A “golden parachute payment” (“parachute payment”) is any payment of compensation (or agreement to make such a payment) to a current or former IAP of a troubled institution that meets three criteria. First, the payment or agreement must be contingent upon the termination of the IAP’s employment or association with the financial institution. Second, the payment or agreement is received on or after, or made in contemplation of, a determination that, among other things, the institution is in troubled condition. Third, the payment or agreement must be payable to an IAP who is terminated at a time when the institution meets certain conditions, including being subject to a determination that it is in troubled condition. Even where a contract pre-dates the troubled condition designation, any parachute payment payable thereunder will be prohibited by Part 359 while the institution is in troubled condition.
Certain types of payments and arrangements are excluded from the definition of a parachute payment. Generally, payments made under tax-qualified retirement plans, welfare benefit plan, “bona fide deferred compensation plans or arrangements,” and certain “nondiscriminatory” severance plans, as well as those required by statute or payable by reason of the death or disability of an IAP are excluded.
In addition to the general categories of excepted payments, the rules under Part 359 permit a financial institution to make certain parachute payments, or enter into agreements providing for parachute payments, where the institution obtains the prior approval of one or more regulatory agencies. Such approval is required to pay obligations that pre-date the troubled condition, for the institution to pay, or enter into an agreement to pay, severance to someone who is retained as a “white knight,” or to enter into agreements that provide for change in control termination payments (that are contingent on both the occurrence of a change in control and termination of employment). In nearly every case, if approval is granted, the approved severance payments will be limited to no more than 12 months of base salary (tax gross-ups will not be permitted in any form) to be paid over time and subject to claw back.
In October 2010, the FDIC issued Financial Institution Letter 66-2010 (“FIL-66-2010”) which expanded the information required to be submitted with an application for approval under Part 359 by requiring an institution to demonstrate that the IAP is not a “bad actor” and is not materially responsible for the institution’s troubled condition. The guidance also provides for a de minimis severance of up to $5,000 per individual that can be paid without regulatory approval, so long as the institution maintains records detailing the recipient’s name, date of payment and payment amount, and also maintains a certification covering each individual who receives a payment.

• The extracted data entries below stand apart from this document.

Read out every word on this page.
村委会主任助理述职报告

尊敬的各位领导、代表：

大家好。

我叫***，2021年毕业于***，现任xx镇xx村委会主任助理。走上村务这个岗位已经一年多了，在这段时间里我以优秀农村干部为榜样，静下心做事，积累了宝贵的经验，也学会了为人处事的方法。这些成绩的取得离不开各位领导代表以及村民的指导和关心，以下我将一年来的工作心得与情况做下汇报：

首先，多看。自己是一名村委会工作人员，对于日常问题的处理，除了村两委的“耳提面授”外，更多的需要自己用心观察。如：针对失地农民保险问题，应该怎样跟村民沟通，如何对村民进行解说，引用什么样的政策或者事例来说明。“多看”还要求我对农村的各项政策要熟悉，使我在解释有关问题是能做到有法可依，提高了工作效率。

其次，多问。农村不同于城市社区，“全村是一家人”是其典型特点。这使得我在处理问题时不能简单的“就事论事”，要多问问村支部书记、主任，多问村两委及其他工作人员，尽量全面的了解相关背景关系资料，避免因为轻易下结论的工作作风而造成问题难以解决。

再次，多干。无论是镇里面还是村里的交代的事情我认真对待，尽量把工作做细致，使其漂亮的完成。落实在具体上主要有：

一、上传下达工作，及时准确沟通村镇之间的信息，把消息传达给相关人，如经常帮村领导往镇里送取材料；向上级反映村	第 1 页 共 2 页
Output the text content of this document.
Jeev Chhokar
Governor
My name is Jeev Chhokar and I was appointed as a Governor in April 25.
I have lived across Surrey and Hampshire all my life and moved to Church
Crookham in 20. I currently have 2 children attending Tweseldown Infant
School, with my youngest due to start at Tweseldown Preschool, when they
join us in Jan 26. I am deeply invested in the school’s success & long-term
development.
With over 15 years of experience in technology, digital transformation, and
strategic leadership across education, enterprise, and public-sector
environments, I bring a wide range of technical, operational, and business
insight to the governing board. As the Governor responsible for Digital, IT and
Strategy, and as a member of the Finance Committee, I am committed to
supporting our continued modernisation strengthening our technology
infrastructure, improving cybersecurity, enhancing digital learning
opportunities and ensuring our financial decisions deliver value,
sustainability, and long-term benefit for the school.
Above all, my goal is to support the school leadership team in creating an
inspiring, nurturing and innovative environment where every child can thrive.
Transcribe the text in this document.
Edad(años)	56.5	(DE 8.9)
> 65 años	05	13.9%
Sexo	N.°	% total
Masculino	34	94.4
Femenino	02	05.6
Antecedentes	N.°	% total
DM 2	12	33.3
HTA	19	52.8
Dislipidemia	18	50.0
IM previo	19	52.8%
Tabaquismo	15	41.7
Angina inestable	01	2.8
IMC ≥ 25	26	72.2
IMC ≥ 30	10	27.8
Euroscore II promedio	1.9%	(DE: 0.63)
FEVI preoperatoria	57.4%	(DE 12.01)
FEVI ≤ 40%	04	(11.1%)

Overview of Prompt Corrective Action Rules. The PCA rules designate four capital categories: “adequately capitalized” (which is an institution in “troubled condition”); “undercapitalized;” “significantly undercapitalized;” and “critically undercapitalized.” If an institution is significantly undercapitalized or critically undercapitalized, the institution becomes subject to additional compensation restrictions. Undercapitalized institutions may also become subject to these additional restrictions. When subject to the PCA compensation restrictions, the institution generally cannot pay any bonus to or increase the salary level of senior executive officers.